Clinical features of boys with fragile X premutations and intermediate alleles.

作者信息

Aziz Monica, Stathopulu Eleni, Callias Maria, Taylor Catherine, Turk Jeremy, Oostra Ben, Willemsen Rob, Patton Mike

机构信息

Child Mental Health Learning Disability Service, South-West London & St. George's Mental Health NHS Trust, United Kingdom.

出版信息

Am J Med Genet B Neuropsychiatr Genet. 2003 Aug 15;121B(1):119-27. doi: 10.1002/ajmg.b.20030.

Abstract

Fragile X syndrome has a characteristic behavioural and physical phenotype. Clinical experience and case reports suggest that boys with premutations and intermediate alleles may have similar, but possibly milder, clinical features than those with the full mutation. We conducted detailed physical, psychiatric, psychological and speech and language evaluations on a clinical series of 10 boys, with either premutation or intermediate CGG triplet expansions. Wherever possible we measured the levels of FMR1 protein in participants' hair roots.

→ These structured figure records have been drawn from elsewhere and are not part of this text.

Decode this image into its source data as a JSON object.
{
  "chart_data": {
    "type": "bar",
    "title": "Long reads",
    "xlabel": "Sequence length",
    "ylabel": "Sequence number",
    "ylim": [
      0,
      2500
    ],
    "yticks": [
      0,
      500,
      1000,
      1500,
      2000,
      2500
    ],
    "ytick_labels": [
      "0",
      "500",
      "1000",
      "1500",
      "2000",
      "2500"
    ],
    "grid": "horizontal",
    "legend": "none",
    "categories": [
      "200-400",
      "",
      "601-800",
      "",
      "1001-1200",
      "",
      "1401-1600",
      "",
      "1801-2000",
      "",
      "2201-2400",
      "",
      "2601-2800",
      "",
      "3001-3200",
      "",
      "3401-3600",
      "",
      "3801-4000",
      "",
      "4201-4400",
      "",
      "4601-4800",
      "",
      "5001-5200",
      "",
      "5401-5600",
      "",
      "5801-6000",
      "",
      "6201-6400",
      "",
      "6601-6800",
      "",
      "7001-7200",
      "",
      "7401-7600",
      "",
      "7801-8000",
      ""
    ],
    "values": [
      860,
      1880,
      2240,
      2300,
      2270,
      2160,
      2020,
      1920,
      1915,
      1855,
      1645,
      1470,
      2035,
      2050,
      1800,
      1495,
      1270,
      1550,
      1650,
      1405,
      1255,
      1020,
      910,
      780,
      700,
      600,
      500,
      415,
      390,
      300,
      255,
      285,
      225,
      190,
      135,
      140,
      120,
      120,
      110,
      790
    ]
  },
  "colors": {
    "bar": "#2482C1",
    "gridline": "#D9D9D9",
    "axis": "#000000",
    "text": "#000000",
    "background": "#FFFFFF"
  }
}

Many participants demonstrated striking resemblance in their clinical picture, behavioural and physical, to individuals with the fragile X syndrome full mutation. However, protein expression was normal in all participants where it was assessed, despite large variation in CGG triplet repeats. We propose that the findings are unlikely to be attributable to ascertainment bias alone. Replication on larger independent samples is required to confirm our impression that fragile X premutations and intermediate alleles may be associated with important developmental disabilities and physical features.

摘要

脆性X综合征具有典型的行为和身体表型。临床经验和病例报告表明,携带前突变和中间等位基因的男孩可能具有与完全突变男孩相似但可能较轻的临床特征。我们对10名携带前突变或中间CGG三联体扩增的男孩进行了详细的身体、精神、心理以及言语和语言评估。我们尽可能测量了参与者发根中FMR1蛋白的水平。许多参与者在临床症状、行为和身体方面与脆性X综合征完全突变个体表现出惊人的相似之处。然而,尽管CGG三联体重复存在很大差异,但在所有接受评估的参与者中,蛋白质表达均正常。我们认为这些发现不太可能仅归因于确诊偏倚。需要在更大的独立样本上进行重复研究,以证实我们的印象,即脆性X前突变和中间等位基因可能与重要的发育障碍和身体特征有关。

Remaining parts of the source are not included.